While One Piece’s modern dub is faithfully adapting the anime, its original 4Kids dub ended the series early with an incredibly dark moment.
Although One Piece doesn’t seem likely to end any time soon, its original English dub did feature an ending… and it was incredibly dark. This dub was done by 4Kids Entertainment, the same company that localized series like Yu-Gi-Oh! and Pokemon. In both of those other shows, the 4Kids dub has been criticized for censorship and One Piece was no exception.
While One Piece may have a cartoonish art style and silly characters, the series can get pretty dark and violent. This clashed with 4Kids’ goal of marketing the show to children, and thus they made a variety of changes both minor and major. Some of the minor changes were more silly than harmful, such as Sanji’s trademark cigarettes being transformed into lollipops. However, some of the major changes completely removed arcs or characters that would be important later on in the series, like One Piece’s whale Laboon. All this combined with One Piece only getting more mature as the series progressed led to 4Kids ending the dub shortly after Alabasta.
4Kids’ Dark One Piece Dub Ending Completely Changed the Story
Of course, crafting a satisfactory ending to One Piece in the middle of its story is no small feat, so 4Kids had to get creative. As there wasn’t really a good way to bring the series to a satisfying happy ending, the dub took a much darker approach. Before the Jaya and Skypiea arcs, the Straw Hats see a ship fall from the sky near them, which foreshadows the existence of sky islands. The dub ends with the Straw Hats seeing this ship falling, seemingly about to crush them before fading to black. Given that this is the final scene in the 4Kids version of One Piece, this seems to imply that the story ends because the Straw Hats are killed by this mysterious falling ship. This is both incredibly unsatisfying as an ending and actually much darker than anything 4Kids had censored out from the original story.
One Piece is a story about chasing dreams no matter how dark things may seem. In order to illustrate this, it often reveals the dark underbelly of society and examines the mechanisms of oppression. But despite this, it never gets bogged down in its darkness, remaining a deeply positive work buoyed by Luffy’s innocence and optimism throughout One Piece. The ending of the 4Kids dub kind of makes it the opposite. In removing the story’s earlier darkness and maturity, it becomes a superficially positive story that ultimately has an incredibly bleak message about how death lies around every corner.

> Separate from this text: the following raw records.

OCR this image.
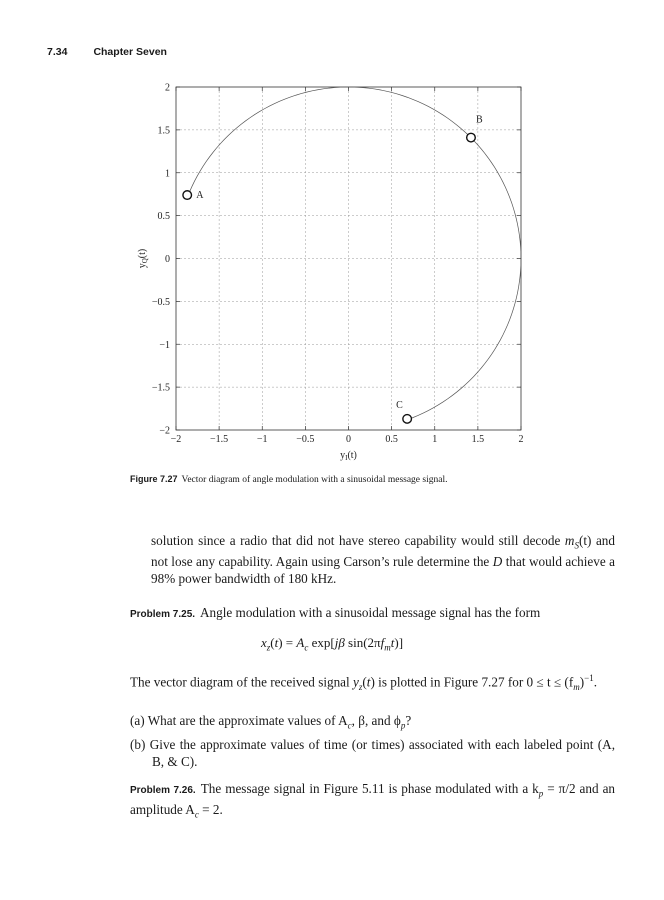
7.34 Chapter Seven
−2	−1.5	−1	−0.5	0	0.5	1	1.5	2
−2
−1.5
−1
−0.5
0
0.5
1
1.5
2
A
B
C
$y_I(t)$
$y_Q(t)$
Figure 7.27 Vector diagram of angle modulation with a sinusoidal message signal.
solution since a radio that did not have stereo capability would still decode $m_S(t)$ and not lose any capability. Again using Carson’s rule determine the D that would achieve a 98% power bandwidth of 180 kHz.
Problem 7.25. Angle modulation with a sinusoidal message signal has the form
$x_z(t) = A_c$ exp[jβ $\sin(2\pi f_mt)$]
The vector diagram of the received signal $y_z(t)$ is plotted in Figure 7.27 for $0 \le t \le (f_m)^{-1}$.
(a) What are the approximate values of $A_c$, β, and $\phi_p$?
(b) Give the approximate values of time (or times) associated with each labeled point (A, B, & C).
Problem 7.26. The message signal in Figure 5.11 is phase modulated with a $k_p = \pi/2$ and an amplitude $A_c = 2$.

This perversion of One Piece‘s core messages was likely largely unintentional, caused by a need to wrap up the story part way through with some kind of closure no matter what it was. But deliberate or not, the 4Kids dub’s dark ending is still deeply disappointing and ironic. Luckily, now that dub fans have the much more faithful Funimation dub to watch, One Piece fans can look back on 4Kids incredibly bleak ending and laugh instead of lament.